As announced by the Information Commissioner's Office (ICO) in January, a penalty of up to £500,000 can now be imposed for breaching the Data Protection Act.

It said in its guide to data protection that it has ‘a statutory power to impose a financial penalty on an organisation if the Information Commissioner is satisfied that there has been a serious breach of one or more of the data protection principles by the organisation, and the breach was likely to cause substantial damage or distress'.

Speaking to SC Magazine last year, former Information Commissioner Richard Thomas said that ‘most insider incidents are accidental, but the damage can be very severe, with damage to the people whose data is compromised and to the company, leading to big fines, cost, reputational and share price damage all showing why it needs to be taken seriously'.

He also said that in the last couple of years of his time as the Commissioner, he had persuaded the government to increase the standing, power and resources of the office and this had led to the introduction of increased fines.

Speaking about the introduction of the fines, Richard Turner, chief executive at Clearswift, said: “Organisations can no longer ignore the seriousness of corporate data breaches and not complying with the Data Protection Act. The loss of personal data or any data that organisations deem invaluable is unacceptable mainly because it is all preventable.

“The term ‘accidental' is often used by organisations to highlight why things have gone wrong – but this just means that the data security policy was not defined, not shared or not enforced. Companies can avoid attempted data breaches with web and email security solutions which are automated, ensure consistent management and monitoring of communication flows as well as an ability to report on violations with roles-based access and audit logs which comply with process requirements.

“At Clearswift we firmly believe that it is time for the IT security industry to take more active steps to lead the education of data users on acceptable use and enforcing the standards that we all require. This does not mean stopping and blocking businesses from functioning it means understanding how an organisation works with and needs information, then ensuring that it can be accessed and protected in equal measures.”

Amichai Shulman, chief technology officer at Imperva, commented on the guidance which states that penalties will be incurred where the ‘data controller has seriously contravened the data protection principles and the contravention was of a kind likely to cause substantial damage or substantial distress'.

He said: “The crucial wording in the guidance notes is that `the data controller must have known - or ought to have known - that there was a risk that a contravention would occur'.

“The problem is the emphasis on being honest upon discovery of a breach which could actually encourage organisations to have lax protection policies and robust CYA policies. Penalties may be necessary but governments should try to be on the constructive side and focus regulations on the protection side rather than on the disclosure side."

Jamie Cowper, European marketing director at PGP, welcomed the fines as for too long organisations have continued to ignore the warning signs – risking both the privacy of their customers and the reputations of their brands.

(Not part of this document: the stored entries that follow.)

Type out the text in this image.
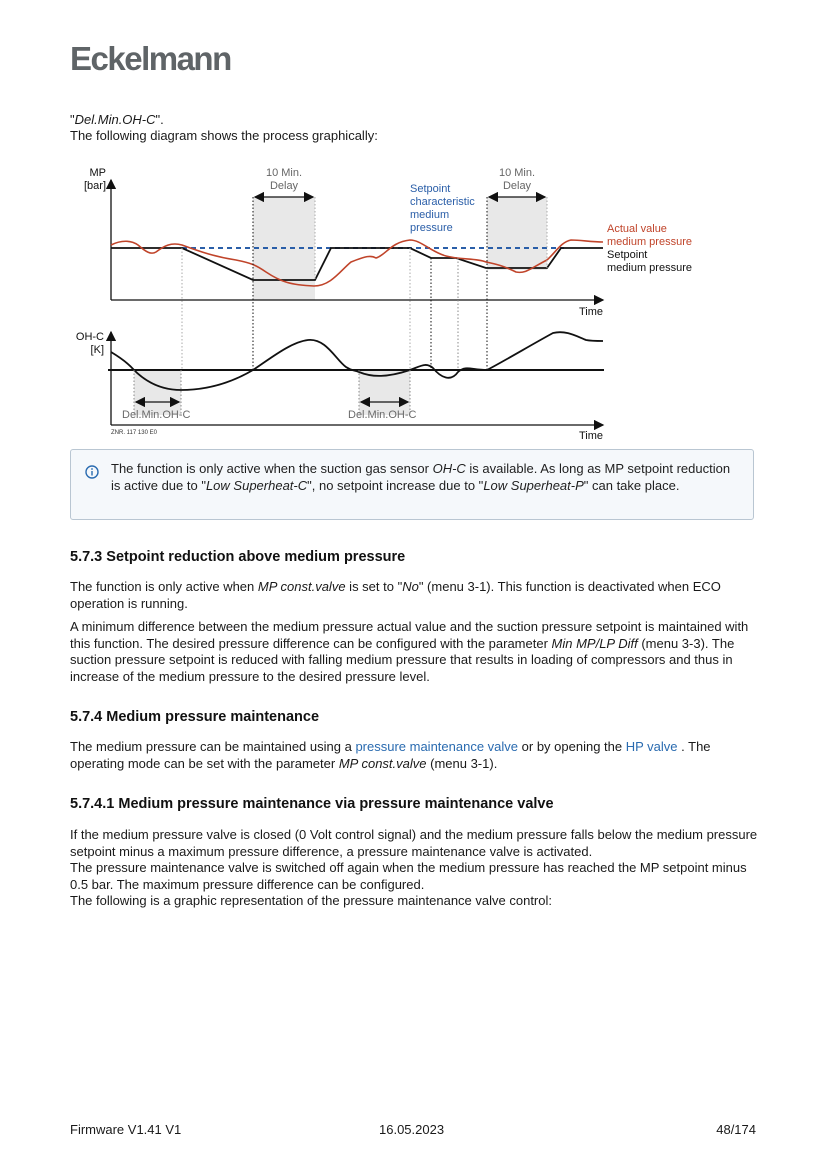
Eckelmann
"Del.Min.OH-C".
The following diagram shows the process graphically:
MP
[bar]
Time
10 Min.
Delay
10 Min.
Delay
Setpoint
characteristic
medium
pressure	Actual value
medium pressure
Setpoint
medium pressure
OH-C
[K]
Time
Del.Min.OH-C	Del.Min.OH-C
ZNR. 117 130 E0
The function is only active when the suction gas sensor OH-C is available. As long as MP setpoint reduction is active due to "Low Superheat-C", no setpoint increase due to "Low Superheat-P" can take place.
5.7.3 Setpoint reduction above medium pressure
The function is only active when MP const.valve is set to "No" (menu 3-1). This function is deactivated when ECO operation is running.
A minimum difference between the medium pressure actual value and the suction pressure setpoint is maintained with this function. The desired pressure difference can be configured with the parameter Min MP/LP Diff (menu 3-3). The suction pressure setpoint is reduced with falling medium pressure that results in loading of compressors and thus in increase of the medium pressure to the desired pressure level.
5.7.4 Medium pressure maintenance
The medium pressure can be maintained using a pressure maintenance valve or by opening the HP valve . The operating mode can be set with the parameter MP const.valve (menu 3-1).
5.7.4.1 Medium pressure maintenance via pressure maintenance valve
If the medium pressure valve is closed (0 Volt control signal) and the medium pressure falls below the medium pressure setpoint minus a maximum pressure difference, a pressure maintenance valve is activated.
The pressure maintenance valve is switched off again when the medium pressure has reached the MP setpoint minus 0.5 bar. The maximum pressure difference can be configured.
The following is a graphic representation of the pressure maintenance valve control:
Firmware V1.41 V1	16.05.2023	48/174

He said: “2010 has seen no departure from this trend – just last week Stoke-on-Trent City Council lost an unencrypted USB stick containing social services records. The addition of a £500,000 fine, on top of the overall cost of a data breach – which last year averaged £1.68 million per company – should in theory provide enough of a financial deterrent for organisations reluctant to invest in their security strategies.

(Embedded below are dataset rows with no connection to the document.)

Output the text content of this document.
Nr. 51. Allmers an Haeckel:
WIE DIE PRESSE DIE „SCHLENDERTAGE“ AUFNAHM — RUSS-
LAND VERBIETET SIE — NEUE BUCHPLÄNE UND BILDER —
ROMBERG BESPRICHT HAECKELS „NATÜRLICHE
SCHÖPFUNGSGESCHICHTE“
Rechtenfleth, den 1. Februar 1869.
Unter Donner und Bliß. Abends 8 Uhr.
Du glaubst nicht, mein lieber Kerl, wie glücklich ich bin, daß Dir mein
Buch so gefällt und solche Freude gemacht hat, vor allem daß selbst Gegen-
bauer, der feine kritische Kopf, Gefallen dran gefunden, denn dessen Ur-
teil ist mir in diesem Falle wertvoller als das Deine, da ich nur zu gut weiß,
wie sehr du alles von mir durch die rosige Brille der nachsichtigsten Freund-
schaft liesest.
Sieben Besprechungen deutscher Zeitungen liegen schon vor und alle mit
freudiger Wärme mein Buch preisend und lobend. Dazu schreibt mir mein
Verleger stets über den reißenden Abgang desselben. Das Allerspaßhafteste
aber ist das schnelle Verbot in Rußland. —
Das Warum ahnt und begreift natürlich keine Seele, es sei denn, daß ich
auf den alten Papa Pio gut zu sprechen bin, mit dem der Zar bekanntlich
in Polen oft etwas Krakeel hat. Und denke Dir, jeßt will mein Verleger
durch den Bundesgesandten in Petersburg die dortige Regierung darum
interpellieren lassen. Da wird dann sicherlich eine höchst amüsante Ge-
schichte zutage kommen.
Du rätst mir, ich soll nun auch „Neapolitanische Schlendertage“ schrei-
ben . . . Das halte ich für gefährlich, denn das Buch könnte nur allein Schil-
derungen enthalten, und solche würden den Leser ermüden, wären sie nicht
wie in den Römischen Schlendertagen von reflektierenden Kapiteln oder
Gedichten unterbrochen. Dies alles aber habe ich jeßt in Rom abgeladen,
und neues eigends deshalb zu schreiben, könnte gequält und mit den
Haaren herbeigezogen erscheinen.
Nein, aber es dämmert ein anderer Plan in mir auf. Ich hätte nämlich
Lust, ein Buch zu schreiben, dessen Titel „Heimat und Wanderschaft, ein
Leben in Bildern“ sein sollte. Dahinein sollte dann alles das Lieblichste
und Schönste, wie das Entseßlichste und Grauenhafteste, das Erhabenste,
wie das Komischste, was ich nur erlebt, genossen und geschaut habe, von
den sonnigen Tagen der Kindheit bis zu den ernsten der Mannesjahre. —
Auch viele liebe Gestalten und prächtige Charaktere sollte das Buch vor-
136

“However, as 70 per cent of UK organisations suffered a data breach just last year, it is clear that the ICO is going to have to couple this new policy with a fresh awareness campaign if organisations are to truly recognise the financial sense of investing in proven technologies, such as encryption.

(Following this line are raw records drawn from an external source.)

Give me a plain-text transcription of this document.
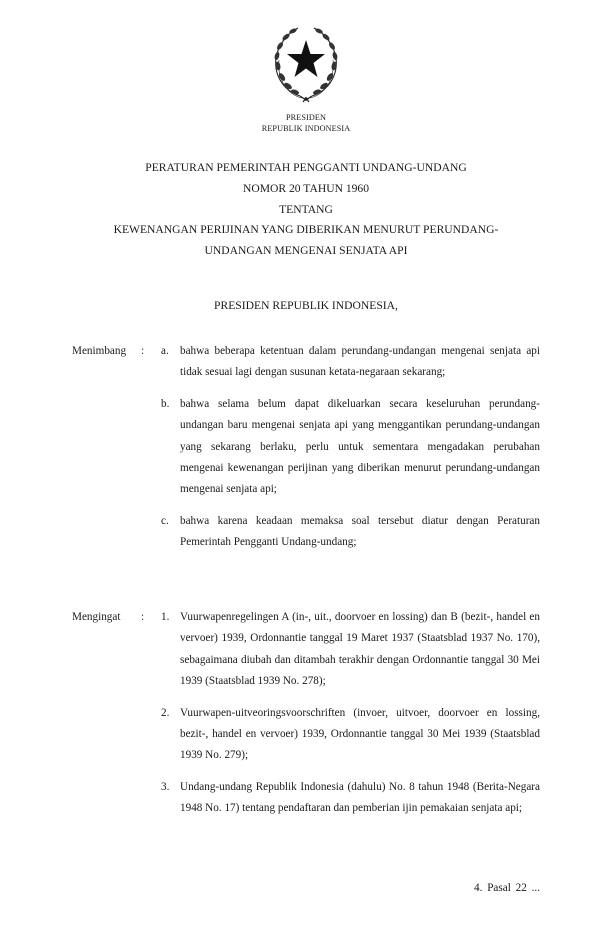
PRESIDEN
REPUBLIK INDONESIA
PERATURAN PEMERINTAH PENGGANTI UNDANG-UNDANG
NOMOR 20 TAHUN 1960
TENTANG
KEWENANGAN PERIJINAN YANG DIBERIKAN MENURUT PERUNDANG-
UNDANGAN MENGENAI SENJATA API
PRESIDEN REPUBLIK INDONESIA,
Menimbang : a. bahwa beberapa ketentuan dalam perundang-undangan mengenai senjata api tidak sesuai lagi dengan susunan ketata-negaraan sekarang;
b. bahwa selama belum dapat dikeluarkan secara keseluruhan perundang-undangan baru mengenai senjata api yang menggantikan perundang-undangan yang sekarang berlaku, perlu untuk sementara mengadakan perubahan mengenai kewenangan perijinan yang diberikan menurut perundang-undangan mengenai senjata api;
c. bahwa karena keadaan memaksa soal tersebut diatur dengan Peraturan Pemerintah Pengganti Undang-undang;
Mengingat : 1. Vuurwapenregelingen A (in-, uit., doorvoer en lossing) dan B (bezit-, handel en vervoer) 1939, Ordonnantie tanggal 19 Maret 1937 (Staatsblad 1937 No. 170), sebagaimana diubah dan ditambah terakhir dengan Ordonnantie tanggal 30 Mei 1939 (Staatsblad 1939 No. 278);
2. Vuurwapen-uitveoringsvoorschriften (invoer, uitvoer, doorvoer en lossing, bezit-, handel en vervoer) 1939, Ordonnantie tanggal 30 Mei 1939 (Staatsblad 1939 No. 279);
3. Undang-undang Republik Indonesia (dahulu) No. 8 tahun 1948 (Berita-Negara 1948 No. 17) tentang pendaftaran dan pemberian ijin pemakaian senjata api;
4. Pasal 22 ...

“Organisations would be well advised to act sooner rather than later, otherwise they may face the daunting prospect of being the first to suffer punishment from an ICO eager to demonstrate its new powers.”


Peter Gooch from Deloitte's privacy team believed that while the largest fines may only be dealt out to larger companies for serious breaches of the Data Protection Act, all organisations are now faced with a very real threat of significant financial penalties over and above any existing operational clean up costs and reputational damage should they suffer a breach.

He said: “What this means in practice is that the ICO now has a bigger stick to wield. The ICO will have a wide scope of interpretation when applying its new regime, as the fines can be levied for breaches of principles, rather than against the underlying detailed legal requirements. The first few fines the ICO levies will therefore set the tone going forward.”